“Why wouldn’t your staff give me medication samples?” my patient asked me after the fact. “Well,” I explained, “you have insurance. We try to reserve what limited samples we have for those who really need them.”
“Well, I should get some; I’m on a fixed income,” my patient replied. This is a sentiment heard frequently in my practice as a family physician. So many seem to think they are entitled to something free. (To be clear, I am not referring to access to appropriate care.) This thinking has led to our current health care crisis and the passage of a government solution, but there is a better way.
Where did this entitlement thinking come from? Only a generation ago, everyone expected to pay his or her own medical bills. There were charities for the poor, but no one expected care for free. With the advent of modern health insurance, the patient became separated from the true costs of health care. Patients began to accept the idea that insurance would cover such routine things as office visits and preventive physicals. They began to get these services for “nothing” or for a tiny co-pay. No longer was the actual cost an issue - as long as it was covered. A common statement I hear is that patients want to get “everything checked” because they have insurance. The idea of paying for a service outright has become so foreign that even we as medical professionals don’t believe in it. If a particular medication or test is not covered by the insurance company, we tell patients that they cannot get it. Of course, they certainly could get it by paying for it.
Under this system, costs inevitably rose. Because the true costs were hidden, patients did not seek to spend wisely; they sought to get the full benefit of their insurance. It is like being in a jeweler’s shop and being told you can pick anything you want for a mere co-pay. Who wouldn’t choose the most expensive diamond? Of course, someone had to pay these rising costs, and so co-pays and premiums rose.
The expectation of nearly “free” health care in the face of rising costs led people to demand health care reform. Few understood what was involved, but most knew they wanted lower costs. Every day I hear from patients angry that they must pay more of their premiums themselves or that their co-pays have gone up. Then came liberals with their perennial promise of unlimited health care with lower costs - compliments of Uncle Sam. We need health care reform.
Contrast this entitlement mentality with the attitude of another patient I saw recently. “Is that on the $4 list?” he asked as we discussed a medication I was recommending. After I assured him it was, he explained that he was self-employed and did not have health insurance. My patient was not rich, but he came for a preventive physical. He was not expecting a handout but was looking to save any way he could.

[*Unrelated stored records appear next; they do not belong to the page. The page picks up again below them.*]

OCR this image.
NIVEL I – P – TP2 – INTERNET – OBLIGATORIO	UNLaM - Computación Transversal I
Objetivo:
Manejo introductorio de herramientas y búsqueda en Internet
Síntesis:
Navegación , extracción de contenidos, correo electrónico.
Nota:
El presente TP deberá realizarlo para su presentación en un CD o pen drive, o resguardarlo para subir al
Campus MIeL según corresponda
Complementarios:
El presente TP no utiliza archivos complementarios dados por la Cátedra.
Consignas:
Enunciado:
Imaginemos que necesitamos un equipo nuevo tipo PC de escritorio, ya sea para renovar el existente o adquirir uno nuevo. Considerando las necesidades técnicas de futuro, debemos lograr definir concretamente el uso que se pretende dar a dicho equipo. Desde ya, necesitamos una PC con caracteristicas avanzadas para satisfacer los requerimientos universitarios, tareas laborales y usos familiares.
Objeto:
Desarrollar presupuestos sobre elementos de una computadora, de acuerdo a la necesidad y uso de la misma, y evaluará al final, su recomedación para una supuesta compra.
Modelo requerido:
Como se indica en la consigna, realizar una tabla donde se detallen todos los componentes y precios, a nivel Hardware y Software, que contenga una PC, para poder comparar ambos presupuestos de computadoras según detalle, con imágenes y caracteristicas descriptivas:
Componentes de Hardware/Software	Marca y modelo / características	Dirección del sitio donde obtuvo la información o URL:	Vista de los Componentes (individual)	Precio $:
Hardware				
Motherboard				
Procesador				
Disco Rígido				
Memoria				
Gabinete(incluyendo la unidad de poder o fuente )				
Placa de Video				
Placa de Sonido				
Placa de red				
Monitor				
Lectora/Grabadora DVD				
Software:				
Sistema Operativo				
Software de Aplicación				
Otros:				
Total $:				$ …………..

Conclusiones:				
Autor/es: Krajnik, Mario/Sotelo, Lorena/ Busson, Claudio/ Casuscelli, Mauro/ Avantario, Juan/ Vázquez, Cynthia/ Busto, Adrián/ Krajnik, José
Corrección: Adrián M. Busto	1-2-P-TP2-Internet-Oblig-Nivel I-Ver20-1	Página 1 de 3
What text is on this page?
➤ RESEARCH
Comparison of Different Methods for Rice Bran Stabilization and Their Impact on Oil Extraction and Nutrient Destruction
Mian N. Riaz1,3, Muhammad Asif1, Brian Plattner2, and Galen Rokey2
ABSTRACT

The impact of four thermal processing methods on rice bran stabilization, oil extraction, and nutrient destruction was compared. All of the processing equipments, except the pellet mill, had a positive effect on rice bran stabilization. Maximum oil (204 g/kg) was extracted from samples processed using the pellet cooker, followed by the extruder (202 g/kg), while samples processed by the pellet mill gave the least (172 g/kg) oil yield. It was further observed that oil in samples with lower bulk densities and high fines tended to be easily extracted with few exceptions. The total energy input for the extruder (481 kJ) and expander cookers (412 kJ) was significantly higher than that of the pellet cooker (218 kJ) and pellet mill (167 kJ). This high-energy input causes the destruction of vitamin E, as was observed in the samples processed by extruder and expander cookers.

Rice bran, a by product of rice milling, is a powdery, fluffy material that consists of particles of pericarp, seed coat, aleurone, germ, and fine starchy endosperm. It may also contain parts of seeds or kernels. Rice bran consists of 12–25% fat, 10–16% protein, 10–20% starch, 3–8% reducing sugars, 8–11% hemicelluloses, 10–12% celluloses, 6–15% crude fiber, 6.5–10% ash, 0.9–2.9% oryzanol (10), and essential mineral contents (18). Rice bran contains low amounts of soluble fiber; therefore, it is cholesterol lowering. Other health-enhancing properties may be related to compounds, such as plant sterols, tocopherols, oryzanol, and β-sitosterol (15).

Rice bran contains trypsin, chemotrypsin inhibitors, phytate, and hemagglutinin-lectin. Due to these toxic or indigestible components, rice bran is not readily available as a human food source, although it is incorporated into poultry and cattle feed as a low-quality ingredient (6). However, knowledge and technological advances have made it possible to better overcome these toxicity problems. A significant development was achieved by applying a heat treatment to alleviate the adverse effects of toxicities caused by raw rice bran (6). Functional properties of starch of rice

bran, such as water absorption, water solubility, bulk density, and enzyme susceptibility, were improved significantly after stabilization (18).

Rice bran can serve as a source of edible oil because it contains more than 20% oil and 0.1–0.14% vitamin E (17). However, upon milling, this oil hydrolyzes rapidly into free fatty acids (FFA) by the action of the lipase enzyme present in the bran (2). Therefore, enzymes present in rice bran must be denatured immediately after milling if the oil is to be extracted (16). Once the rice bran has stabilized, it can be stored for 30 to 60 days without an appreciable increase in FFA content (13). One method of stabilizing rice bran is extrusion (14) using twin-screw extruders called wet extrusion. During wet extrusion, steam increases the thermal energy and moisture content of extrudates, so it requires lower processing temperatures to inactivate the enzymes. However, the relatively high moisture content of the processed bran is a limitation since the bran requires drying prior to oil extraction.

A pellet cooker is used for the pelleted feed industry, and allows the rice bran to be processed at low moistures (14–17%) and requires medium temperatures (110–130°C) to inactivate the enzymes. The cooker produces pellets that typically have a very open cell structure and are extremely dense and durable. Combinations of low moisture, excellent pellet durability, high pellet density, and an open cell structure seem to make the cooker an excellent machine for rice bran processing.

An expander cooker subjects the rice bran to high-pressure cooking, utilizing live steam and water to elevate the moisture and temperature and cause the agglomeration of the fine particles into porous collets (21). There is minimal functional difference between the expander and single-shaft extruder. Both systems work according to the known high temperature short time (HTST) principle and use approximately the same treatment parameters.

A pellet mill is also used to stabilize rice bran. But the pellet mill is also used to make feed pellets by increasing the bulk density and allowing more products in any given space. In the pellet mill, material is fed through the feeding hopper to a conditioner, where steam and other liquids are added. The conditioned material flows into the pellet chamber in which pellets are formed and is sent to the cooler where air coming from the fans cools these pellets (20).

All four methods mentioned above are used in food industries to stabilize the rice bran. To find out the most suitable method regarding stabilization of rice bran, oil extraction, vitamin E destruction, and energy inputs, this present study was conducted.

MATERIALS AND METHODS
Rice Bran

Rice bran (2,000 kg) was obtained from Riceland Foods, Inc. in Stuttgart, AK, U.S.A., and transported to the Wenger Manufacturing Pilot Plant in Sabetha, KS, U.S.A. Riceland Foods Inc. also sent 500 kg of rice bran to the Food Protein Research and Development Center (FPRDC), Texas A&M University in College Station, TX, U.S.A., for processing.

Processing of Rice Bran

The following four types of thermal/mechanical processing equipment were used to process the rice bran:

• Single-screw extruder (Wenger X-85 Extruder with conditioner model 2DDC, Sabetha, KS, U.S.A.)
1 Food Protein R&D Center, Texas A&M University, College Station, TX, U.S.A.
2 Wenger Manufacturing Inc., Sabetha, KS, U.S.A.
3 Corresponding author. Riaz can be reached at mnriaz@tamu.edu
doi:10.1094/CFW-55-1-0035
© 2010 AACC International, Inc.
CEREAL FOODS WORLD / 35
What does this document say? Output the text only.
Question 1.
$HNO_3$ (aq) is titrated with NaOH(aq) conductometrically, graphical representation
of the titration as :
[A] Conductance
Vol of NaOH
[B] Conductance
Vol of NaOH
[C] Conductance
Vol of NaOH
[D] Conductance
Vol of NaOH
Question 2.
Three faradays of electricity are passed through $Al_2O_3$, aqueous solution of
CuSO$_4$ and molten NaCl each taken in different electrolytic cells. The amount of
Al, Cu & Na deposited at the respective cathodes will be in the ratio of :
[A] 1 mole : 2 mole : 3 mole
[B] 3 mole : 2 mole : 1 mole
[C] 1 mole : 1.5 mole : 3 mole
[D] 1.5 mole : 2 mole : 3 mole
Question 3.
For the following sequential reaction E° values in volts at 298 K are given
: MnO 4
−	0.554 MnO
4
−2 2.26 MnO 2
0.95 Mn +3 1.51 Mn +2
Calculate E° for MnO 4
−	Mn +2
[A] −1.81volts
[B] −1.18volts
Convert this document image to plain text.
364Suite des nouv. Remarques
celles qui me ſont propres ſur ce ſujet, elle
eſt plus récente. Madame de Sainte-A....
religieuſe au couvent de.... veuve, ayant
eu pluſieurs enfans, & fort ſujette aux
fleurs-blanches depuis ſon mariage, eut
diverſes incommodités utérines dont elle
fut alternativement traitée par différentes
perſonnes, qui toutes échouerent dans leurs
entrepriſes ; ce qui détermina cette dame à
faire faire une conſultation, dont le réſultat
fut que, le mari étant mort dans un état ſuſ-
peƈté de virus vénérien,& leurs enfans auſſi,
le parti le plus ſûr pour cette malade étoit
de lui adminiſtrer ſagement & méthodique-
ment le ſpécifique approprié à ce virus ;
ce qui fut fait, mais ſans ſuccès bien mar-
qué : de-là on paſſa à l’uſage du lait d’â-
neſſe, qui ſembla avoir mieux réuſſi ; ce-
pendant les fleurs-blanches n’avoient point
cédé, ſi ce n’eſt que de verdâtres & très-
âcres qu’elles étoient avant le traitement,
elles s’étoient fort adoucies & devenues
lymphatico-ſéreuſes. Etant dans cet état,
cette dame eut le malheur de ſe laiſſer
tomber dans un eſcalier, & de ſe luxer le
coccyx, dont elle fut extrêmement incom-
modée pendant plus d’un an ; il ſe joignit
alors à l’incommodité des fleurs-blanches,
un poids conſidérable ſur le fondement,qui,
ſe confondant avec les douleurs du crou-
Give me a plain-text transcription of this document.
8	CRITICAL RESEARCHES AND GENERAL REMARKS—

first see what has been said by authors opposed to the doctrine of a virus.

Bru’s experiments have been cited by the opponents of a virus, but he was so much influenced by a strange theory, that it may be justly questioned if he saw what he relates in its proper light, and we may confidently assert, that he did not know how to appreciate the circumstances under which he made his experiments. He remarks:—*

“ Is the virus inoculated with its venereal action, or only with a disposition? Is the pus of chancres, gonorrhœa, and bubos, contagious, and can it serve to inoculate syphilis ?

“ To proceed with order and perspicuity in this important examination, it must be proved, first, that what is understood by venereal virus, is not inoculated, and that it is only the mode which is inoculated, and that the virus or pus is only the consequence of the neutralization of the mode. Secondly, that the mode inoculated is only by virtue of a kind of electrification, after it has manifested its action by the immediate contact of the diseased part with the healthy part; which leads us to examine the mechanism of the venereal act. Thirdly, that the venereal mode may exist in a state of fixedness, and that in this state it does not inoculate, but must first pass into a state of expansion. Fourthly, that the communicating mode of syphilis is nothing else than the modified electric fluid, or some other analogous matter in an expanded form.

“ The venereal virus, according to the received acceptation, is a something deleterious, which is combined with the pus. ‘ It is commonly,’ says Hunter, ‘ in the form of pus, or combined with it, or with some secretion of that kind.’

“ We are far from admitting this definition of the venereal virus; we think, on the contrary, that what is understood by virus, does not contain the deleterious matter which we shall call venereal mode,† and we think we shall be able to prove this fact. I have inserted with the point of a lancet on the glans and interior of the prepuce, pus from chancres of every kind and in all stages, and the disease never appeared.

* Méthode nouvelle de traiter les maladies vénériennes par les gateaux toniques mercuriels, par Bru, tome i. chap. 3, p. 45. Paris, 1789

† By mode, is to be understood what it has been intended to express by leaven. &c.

This second patient of mine represents a better pattern for health care reform, but Obamacare punishes him. He will be fined if he does not get insurance. The insurance he will be required to get may be too expensive for him and cover what he does not want. Never fear, there are subsidies; after all, he deserves these things, even if he does not want them. He will not be encouraged to spend wisely; his care will be covered. In fact, Obamacare will set the limit on how much he can pay out of his own pocket. Instead of rewarding responsibility and accountability, the new health care reform law rewards the entitlement attitude that got us to this crisis. Let’s repeal this terrible law and return patients to the place of accountable consumers who understand the true cost of their health care and that it is not free.
Dr. Paul Dibble is a family physician in private practice in Wyoming, Mich.